Data Simulation: Data were simulated under two hypotheses in which a single or multiple dFC patterns are expressed at each time window (separate and joint expression, respectively). The dFC data matrix X was factorized as X = DA, where D stores the true dFC patterns as columns, and A the time-dependent weights of each pattern. While three true dFC patterns were identified from the empirical data (below), random weight time-courses normally distributed with N(0; 1) were considered. Columns of A have only one randomly selected nonzero entry, for the separate expression, and all nonzero entries, for the joint expression. Lastly, Gaussian noise was added to the data. One hundred datasets were created under each hypothesis. The dFC patterns retrieved by each method were compared with the true dFC patterns using the Pearson correlation coefficient, and the correspondence between them was achieved using the Hungarian method7. The lowest Pearson correlation coefficient of the 3 corresponding pairs was used as a conservative estimate of the methods’ pattern recovery capacity measure.

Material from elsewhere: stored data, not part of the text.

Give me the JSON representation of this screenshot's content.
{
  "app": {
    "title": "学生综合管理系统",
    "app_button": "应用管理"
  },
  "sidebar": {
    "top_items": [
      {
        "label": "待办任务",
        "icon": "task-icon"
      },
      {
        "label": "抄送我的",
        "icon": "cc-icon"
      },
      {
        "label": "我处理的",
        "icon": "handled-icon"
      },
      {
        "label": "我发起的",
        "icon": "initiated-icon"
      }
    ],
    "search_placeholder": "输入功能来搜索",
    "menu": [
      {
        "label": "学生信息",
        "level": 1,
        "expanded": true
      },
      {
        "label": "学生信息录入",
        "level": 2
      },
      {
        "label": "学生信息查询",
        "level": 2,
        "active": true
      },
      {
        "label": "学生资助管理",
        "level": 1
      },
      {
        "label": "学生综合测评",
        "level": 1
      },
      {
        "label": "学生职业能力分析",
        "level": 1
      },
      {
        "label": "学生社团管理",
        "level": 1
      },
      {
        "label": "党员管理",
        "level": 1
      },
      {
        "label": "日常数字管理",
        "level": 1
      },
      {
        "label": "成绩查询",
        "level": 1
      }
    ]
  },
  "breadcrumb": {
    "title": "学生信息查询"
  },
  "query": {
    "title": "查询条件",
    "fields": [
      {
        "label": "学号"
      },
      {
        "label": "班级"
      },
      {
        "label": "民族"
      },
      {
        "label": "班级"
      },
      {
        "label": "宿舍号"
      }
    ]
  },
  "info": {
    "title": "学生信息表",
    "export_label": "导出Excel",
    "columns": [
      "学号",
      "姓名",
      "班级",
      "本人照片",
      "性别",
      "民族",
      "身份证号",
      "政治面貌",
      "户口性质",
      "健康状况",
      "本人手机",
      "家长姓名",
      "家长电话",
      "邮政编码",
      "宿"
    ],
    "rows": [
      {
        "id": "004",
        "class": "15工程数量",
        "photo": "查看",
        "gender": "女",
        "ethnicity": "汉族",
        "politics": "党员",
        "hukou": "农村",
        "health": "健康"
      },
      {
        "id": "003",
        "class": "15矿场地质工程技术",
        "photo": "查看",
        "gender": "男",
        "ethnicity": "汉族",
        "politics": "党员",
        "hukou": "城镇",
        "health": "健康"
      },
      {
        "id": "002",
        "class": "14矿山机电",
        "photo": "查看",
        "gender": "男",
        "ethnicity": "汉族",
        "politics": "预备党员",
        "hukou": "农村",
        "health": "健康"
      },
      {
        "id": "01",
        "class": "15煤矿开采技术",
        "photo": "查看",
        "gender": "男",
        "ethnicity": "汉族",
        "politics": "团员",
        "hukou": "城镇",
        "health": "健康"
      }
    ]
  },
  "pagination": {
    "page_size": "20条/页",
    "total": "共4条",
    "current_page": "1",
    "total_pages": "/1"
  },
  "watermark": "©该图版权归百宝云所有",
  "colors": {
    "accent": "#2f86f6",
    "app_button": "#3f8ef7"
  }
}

Empirical Data: Resting-state BOLD-fMRI data were obtained from 7 epilepsy patients (4 of which undergoing a high density of epileptic discharges) on a 3T MRI system using 2D-EPI (TR/TE=2500/50ms), and subjected to standard pre-processing steps including physiological noise reduction8. Data were parcelled into 90 non-overlapping brain regions, according to the automated anatomical labelling (AAL) atlas. Region-specific representative BOLD time series were estimated by averaging across all voxels of each region. A sliding-window approach was applied to estimate dFC, by computing the Pearson correlation coefficient for each pair of regions in each time window (window size=30s, step=2s). dFC matrices were Fisher transformed, reshaped into vectors, concatenated in time, row-wise demeaned for each patient, and then further concatenated across patients to obtain the final data matrix X.
dFC pattern recognition: PCA, K-means and fuzzy C-means were applied to both simulated and empirical data. Regarding the former, we searched for as many patterns as those used to simulate the data: K=3 for both clustering methods and the first three principal components for PCA were considered. In the case of the empirical data, the number of patterns was predefined, using clustering validation criteria (K=15). The same number of principal components was required. In FCM, the fuzzification parameter controls the overlap degree of clusters; we applied the highest fuzzification parameter (m=1.1) that allowed the partition of empirical data into distinct clusters.